Technology and social media firms are allowing >extremists to act with impunity and lack commitment in tackling the online terrorist threat, a senior British police officer said on 6 March.
Representational image. AFP
Mark Rowley, Britain's top counter-terrorism officer, also criticised major communication service providers for failing to take action against extremists, saying they had failed to make a single direct referral to British police about terrorist activity on their sites.
"Online extremists seem to able to act with impunity, occupying spaces owned and managed by legitimate and very wealthy corporations," Rowley told a security conference in London.

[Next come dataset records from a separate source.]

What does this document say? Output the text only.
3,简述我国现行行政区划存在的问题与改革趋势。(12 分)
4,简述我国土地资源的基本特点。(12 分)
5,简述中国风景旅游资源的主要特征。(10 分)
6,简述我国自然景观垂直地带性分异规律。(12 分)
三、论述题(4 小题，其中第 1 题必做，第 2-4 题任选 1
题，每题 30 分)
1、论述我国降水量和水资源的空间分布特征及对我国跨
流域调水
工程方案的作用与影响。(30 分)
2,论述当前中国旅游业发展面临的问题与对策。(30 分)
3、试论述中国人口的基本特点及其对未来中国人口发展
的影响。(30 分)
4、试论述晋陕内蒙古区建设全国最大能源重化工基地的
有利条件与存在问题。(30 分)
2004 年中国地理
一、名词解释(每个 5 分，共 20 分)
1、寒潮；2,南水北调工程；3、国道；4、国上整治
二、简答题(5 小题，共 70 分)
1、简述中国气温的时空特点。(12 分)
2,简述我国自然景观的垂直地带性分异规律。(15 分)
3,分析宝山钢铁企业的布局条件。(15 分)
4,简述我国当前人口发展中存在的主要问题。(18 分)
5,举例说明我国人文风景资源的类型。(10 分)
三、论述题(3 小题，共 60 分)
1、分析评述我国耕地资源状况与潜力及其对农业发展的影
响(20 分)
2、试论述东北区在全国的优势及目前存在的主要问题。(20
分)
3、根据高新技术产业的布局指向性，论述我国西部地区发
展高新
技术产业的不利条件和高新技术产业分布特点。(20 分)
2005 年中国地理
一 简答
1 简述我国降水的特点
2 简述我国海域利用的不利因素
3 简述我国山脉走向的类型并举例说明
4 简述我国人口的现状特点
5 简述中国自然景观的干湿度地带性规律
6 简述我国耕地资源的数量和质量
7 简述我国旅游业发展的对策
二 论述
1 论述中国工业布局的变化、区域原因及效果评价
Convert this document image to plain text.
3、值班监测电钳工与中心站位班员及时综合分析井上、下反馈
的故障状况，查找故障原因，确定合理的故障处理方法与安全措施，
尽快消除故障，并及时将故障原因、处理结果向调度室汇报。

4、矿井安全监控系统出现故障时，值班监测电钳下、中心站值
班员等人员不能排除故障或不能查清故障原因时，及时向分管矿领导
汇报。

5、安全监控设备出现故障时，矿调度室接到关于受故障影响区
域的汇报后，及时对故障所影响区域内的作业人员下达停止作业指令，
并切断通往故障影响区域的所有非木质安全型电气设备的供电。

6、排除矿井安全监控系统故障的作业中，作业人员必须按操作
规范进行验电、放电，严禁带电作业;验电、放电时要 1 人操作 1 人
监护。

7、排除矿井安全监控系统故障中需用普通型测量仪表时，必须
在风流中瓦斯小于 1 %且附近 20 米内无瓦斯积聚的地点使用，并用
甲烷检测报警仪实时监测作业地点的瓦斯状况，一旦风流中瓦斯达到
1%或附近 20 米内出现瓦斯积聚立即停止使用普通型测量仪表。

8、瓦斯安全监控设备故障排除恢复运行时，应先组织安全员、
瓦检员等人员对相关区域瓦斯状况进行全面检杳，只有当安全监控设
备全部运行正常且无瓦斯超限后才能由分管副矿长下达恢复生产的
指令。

"They are effectively private tenants to their communication service provider landlords. In the real world, if a landlord knew their property was being used to plan or inspire terrorist attacks, you would expect them to show responsibility by informing the authorities."
The British authorities have long accused tech firms of failing to do enough to tackle the problem of extremism on the internet, saying they had too often turned a blind eye to the actions of those using their services.

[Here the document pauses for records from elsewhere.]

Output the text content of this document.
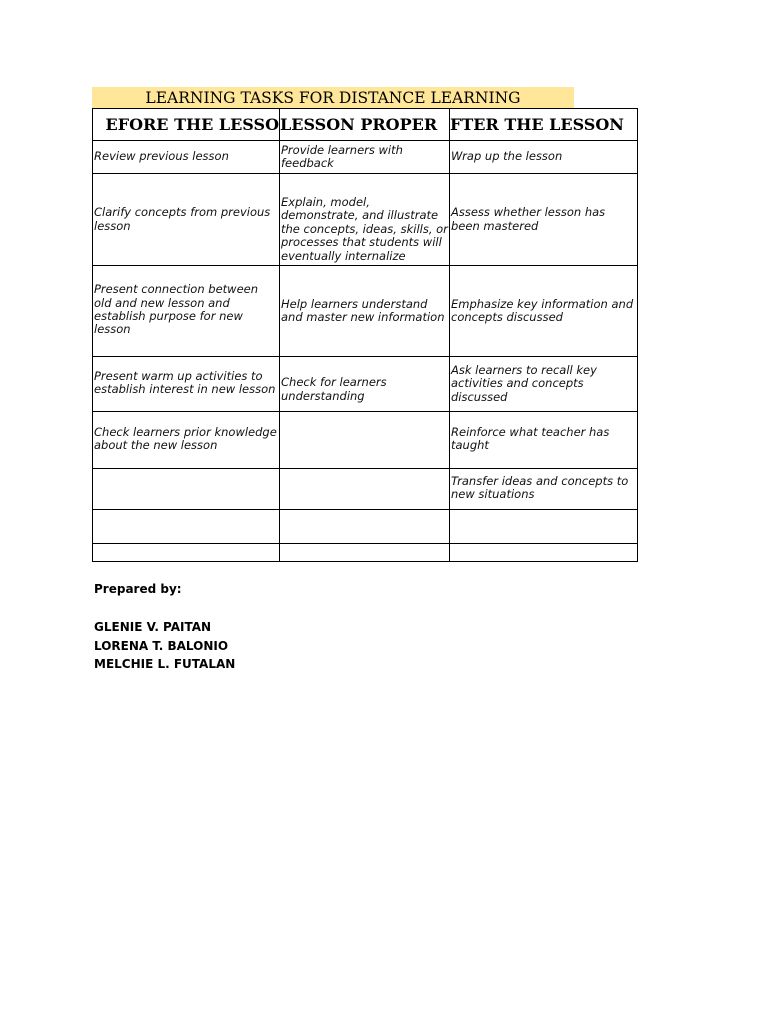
LEARNING TASKS FOR DISTANCE LEARNING
EFORE THE LESSO	LESSON PROPER	FTER THE LESSON

Review previous lesson	Provide learners with feedback	Wrap up the lesson
Clarify concepts from previous lesson	Explain, model, demonstrate, and illustrate the concepts, ideas, skills, or processes that students will eventually internalize	Assess whether lesson has been mastered
Present connection between old and new lesson and establish purpose for new lesson	Help learners understand and master new information	Emphasize key information and concepts discussed
Present warm up activities to establish interest in new lesson	Check for learners understanding	Ask learners to recall key activities and concepts discussed
Check learners prior knowledge about the new lesson		Reinforce what teacher has taught
		Transfer ideas and concepts to new situations

Prepared by:
GLENIE V. PAITAN
LORENA T. BALONIO
MELCHIE L. FUTALAN
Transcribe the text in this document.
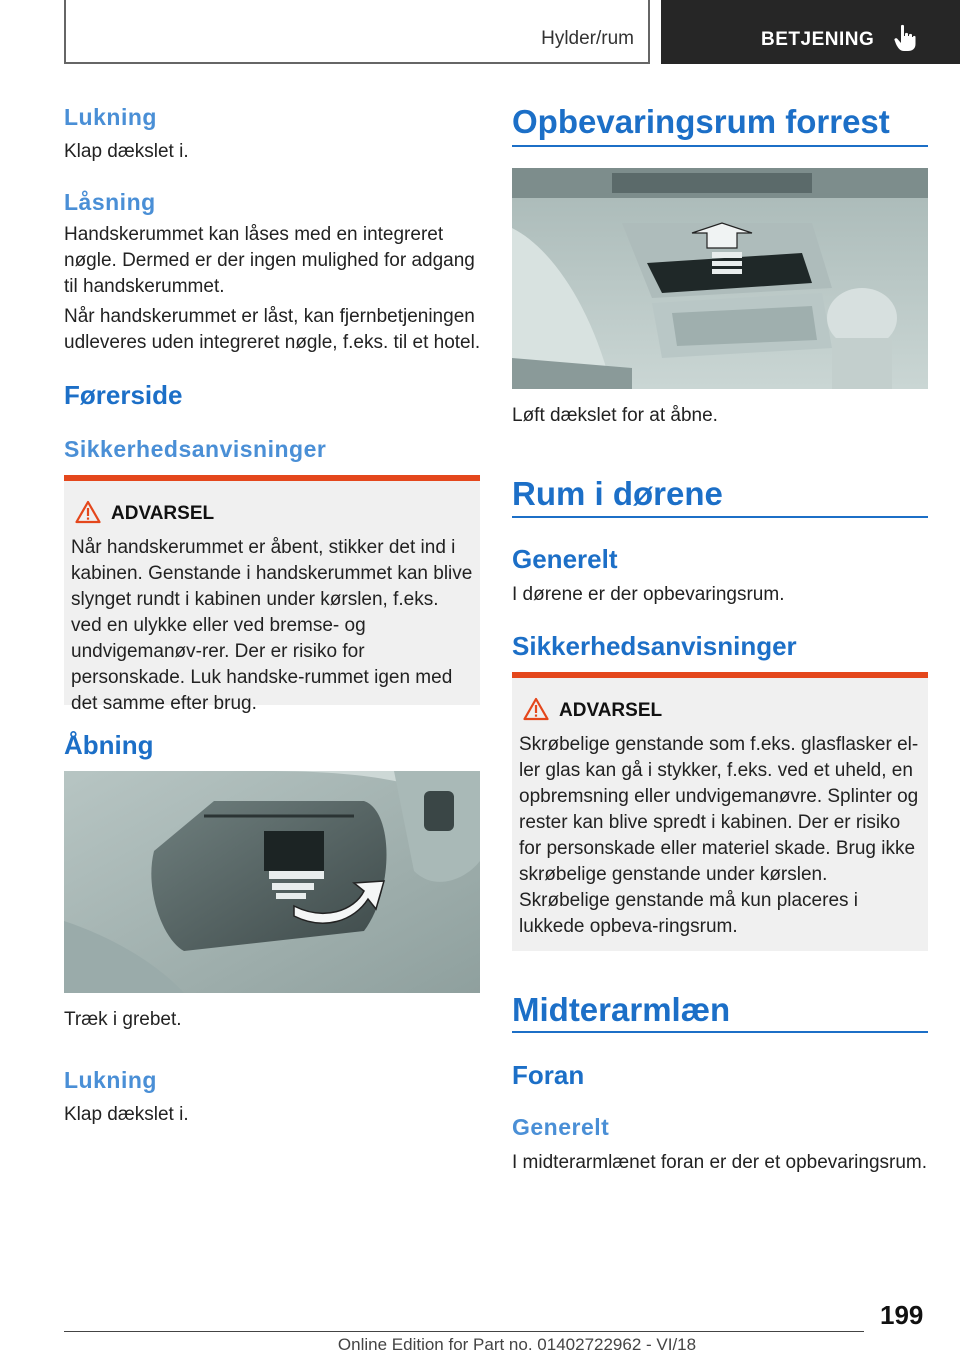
Hylder/rum	BETJENING
Lukning
Klap dækslet i.
Låsning
Handskerummet kan låses med en integreret nøgle. Dermed er der ingen mulighed for adgang til handskerummet.
Når handskerummet er låst, kan fjernbetjeningen udleveres uden integreret nøgle, f.eks. til et hotel.
Førerside
Sikkerhedsanvisninger
ADVARSEL
Når handskerummet er åbent, stikker det ind i kabinen. Genstande i handskerummet kan blive slynget rundt i kabinen under kørslen, f.eks. ved en ulykke eller ved bremse- og undvigemanøv-rer. Der er risiko for personskade. Luk handske-rummet igen med det samme efter brug.
Åbning
Træk i grebet.
Lukning
Klap dækslet i.
Opbevaringsrum forrest
Løft dækslet for at åbne.
Rum i dørene
Generelt
I dørene er der opbevaringsrum.
Sikkerhedsanvisninger
ADVARSEL
Skrøbelige genstande som f.eks. glasflasker el-ler glas kan gå i stykker, f.eks. ved et uheld, en opbremsning eller undvigemanøvre. Splinter og rester kan blive spredt i kabinen. Der er risiko for personskade eller materiel skade. Brug ikke skrøbelige genstande under kørslen. Skrøbelige genstande må kun placeres i lukkede opbeva-ringsrum.
Midterarmlæn
Foran
Generelt
I midterarmlænet foran er der et opbevaringsrum.
199
Online Edition for Part no. 01402722962 - VI/18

The country's security minister has warned Britain might impose taxes on giants like Google and >Facebook unless they did more to combat online extremism and interior minister Amber Rudd travelled to Silicon Valley last year to call for action after four deadly attacks in 2017 which killed 36 people.

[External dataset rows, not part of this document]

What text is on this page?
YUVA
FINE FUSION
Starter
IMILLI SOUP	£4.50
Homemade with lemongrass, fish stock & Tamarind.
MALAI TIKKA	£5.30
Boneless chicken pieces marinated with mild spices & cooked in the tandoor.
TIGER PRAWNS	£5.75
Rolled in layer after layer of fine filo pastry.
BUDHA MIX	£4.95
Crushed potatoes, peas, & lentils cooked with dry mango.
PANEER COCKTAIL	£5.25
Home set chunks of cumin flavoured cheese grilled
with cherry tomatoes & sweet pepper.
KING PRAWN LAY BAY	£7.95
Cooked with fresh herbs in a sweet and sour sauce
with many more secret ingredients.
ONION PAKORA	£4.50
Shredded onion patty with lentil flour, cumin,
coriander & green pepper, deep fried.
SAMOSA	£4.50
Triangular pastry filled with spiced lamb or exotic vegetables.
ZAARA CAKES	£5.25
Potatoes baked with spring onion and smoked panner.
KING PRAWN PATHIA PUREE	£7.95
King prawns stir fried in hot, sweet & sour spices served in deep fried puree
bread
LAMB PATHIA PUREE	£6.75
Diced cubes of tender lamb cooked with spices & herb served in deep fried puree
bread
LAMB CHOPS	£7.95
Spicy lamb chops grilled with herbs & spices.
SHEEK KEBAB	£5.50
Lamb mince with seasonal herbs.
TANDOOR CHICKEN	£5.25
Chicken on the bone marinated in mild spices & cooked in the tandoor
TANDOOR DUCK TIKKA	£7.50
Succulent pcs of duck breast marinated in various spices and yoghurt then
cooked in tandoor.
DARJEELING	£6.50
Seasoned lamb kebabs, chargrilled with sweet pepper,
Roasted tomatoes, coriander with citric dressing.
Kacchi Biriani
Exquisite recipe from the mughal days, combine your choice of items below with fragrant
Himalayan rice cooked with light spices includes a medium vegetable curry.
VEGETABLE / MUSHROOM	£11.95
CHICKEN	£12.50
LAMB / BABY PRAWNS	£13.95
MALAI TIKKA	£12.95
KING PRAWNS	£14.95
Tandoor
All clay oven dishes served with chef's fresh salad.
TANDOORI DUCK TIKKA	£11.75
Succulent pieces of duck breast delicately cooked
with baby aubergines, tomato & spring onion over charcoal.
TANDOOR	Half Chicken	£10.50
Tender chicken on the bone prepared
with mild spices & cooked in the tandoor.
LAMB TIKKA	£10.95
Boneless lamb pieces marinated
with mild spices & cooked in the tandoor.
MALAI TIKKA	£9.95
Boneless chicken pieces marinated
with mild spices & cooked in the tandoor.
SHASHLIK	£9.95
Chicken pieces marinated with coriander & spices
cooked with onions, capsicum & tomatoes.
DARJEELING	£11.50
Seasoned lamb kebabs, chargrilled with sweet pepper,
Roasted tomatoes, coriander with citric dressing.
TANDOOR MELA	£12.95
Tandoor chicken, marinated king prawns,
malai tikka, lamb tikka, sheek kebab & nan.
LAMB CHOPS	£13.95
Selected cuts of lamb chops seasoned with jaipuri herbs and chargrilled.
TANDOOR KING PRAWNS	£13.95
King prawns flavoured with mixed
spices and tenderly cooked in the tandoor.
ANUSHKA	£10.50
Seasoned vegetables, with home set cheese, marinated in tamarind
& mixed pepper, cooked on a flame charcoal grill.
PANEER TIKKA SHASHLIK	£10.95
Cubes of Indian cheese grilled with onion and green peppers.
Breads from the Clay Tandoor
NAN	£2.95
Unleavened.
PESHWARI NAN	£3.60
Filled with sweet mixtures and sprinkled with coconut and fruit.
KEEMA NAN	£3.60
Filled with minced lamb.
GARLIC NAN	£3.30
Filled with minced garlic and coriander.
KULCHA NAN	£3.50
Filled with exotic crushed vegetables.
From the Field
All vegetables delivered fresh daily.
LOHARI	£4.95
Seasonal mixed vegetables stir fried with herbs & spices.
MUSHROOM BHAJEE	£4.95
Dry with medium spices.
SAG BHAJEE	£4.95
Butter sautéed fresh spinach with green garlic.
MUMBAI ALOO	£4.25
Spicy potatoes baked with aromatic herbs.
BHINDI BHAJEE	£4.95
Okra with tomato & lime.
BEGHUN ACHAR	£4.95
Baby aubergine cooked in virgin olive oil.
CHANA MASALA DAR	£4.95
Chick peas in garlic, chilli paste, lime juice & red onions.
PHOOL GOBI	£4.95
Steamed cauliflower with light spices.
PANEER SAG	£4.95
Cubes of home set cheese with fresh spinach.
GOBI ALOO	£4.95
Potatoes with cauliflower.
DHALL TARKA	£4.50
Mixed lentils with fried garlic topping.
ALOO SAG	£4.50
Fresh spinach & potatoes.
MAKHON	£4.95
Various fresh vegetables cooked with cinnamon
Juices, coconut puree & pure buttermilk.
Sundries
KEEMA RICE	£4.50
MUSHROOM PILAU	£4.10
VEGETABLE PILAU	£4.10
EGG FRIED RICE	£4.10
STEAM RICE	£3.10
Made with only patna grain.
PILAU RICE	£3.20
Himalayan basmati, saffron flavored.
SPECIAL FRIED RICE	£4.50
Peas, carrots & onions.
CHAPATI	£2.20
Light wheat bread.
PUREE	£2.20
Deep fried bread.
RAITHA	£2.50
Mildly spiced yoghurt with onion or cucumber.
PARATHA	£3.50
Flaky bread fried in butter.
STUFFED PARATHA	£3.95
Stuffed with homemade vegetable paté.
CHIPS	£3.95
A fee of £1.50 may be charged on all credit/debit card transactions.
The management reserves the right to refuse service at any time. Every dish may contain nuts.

"... as a police service we have yet to receive a direct referral from them when they have identified such (terrorist) behaviour," Rowley said.
He said it was not right that a person could be radicalised online by viewing illegal content, could communicate with an extremist using encrypted communications, could research potential targets and download bomb-making material.
He said future tools and technology should be designed "with corporate social responsibility in mind" so they could not be exploited by terrorists.
Whilst he said the financial sector had taken steps to address terrorism funding, social media firms had not done enough.
"Despite major progress in recent months, I am not as reassured by the level of proactivity and commitment of communication service providers about tackling the terrorist threat," he said.
Julian King, the European Union's security commissioner, also told the conference that unless rapid progress were made on taking down extremist material, there was a "real risk of fragmentation" leading to 28 different forms of legislation being passed across the bloc.